Vagabond (Sans toit ni loi), Agnes Varda, 1985

Sandrine Bonnaire as Mona


Seeing this film for the first time when I was 17 years old hit me with full force and has haunted me ever since. The astonishing performance by Sandrine Bonnaire (as Mona) and skillful  brilliance of Varda’s filmmaking left an indelible impression on me. Mona’s complex relationship with conformity and her agitation against it, her often clear desires for security and chaos, unrepentant debauchery and fearless manipulation (for what I believe to be acts of self preservation), made her a most unforgettable anti-hero for me as a young woman coming of age in the mid 1980’s.

Throughout the film we follow Mona - drifter and unforgettable urban rebel - as she makes her way through various towns and (fittingly) winter landscapes. Never once did I care to know why she was on this journey, just captivated in the momentum of her present experiences. She was on a wild, sometimes violent journey, but one of her own making and on her own terms. Her spirit of ultimate independence and indifference of how and what to be, resonated deeply with me and I took great pleasure at the radical inappropriateness she inspired.

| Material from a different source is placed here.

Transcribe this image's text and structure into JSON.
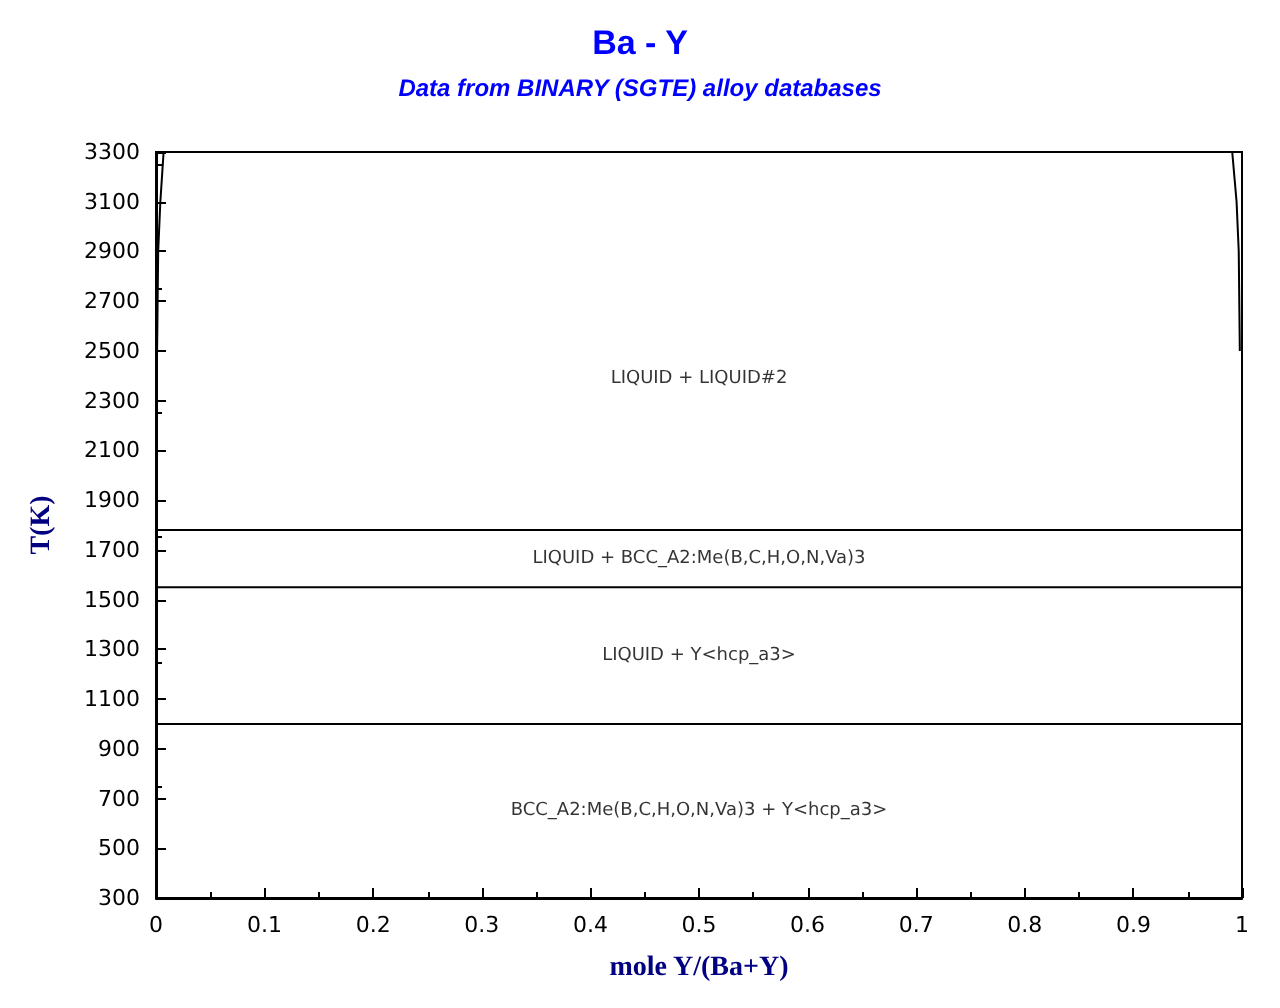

But in the end her outsiderness proves to be too great. As the film still (above) shows her worn-down vulnerability, she looks out towards a bleak and unforgiving horizon - one I have become familiar with from living in the frozen wastelands of North York - But with all of life’s nasty realities starting to implode upon her – ending with a final devastating collapse in a frozen farmers field. And like everything else Mona experiences, the promise of fertile bounty is kept far from reach - almost like Persephone falling to her end.

Now as an adult carefully examining how to preserve my own life, I live far removed from Mona’s kind of recklessness and insubordination. However, today for various reasons, I hold her spirit close to me, lingering on her fierce determination, vulnerabilities, and shameless independence.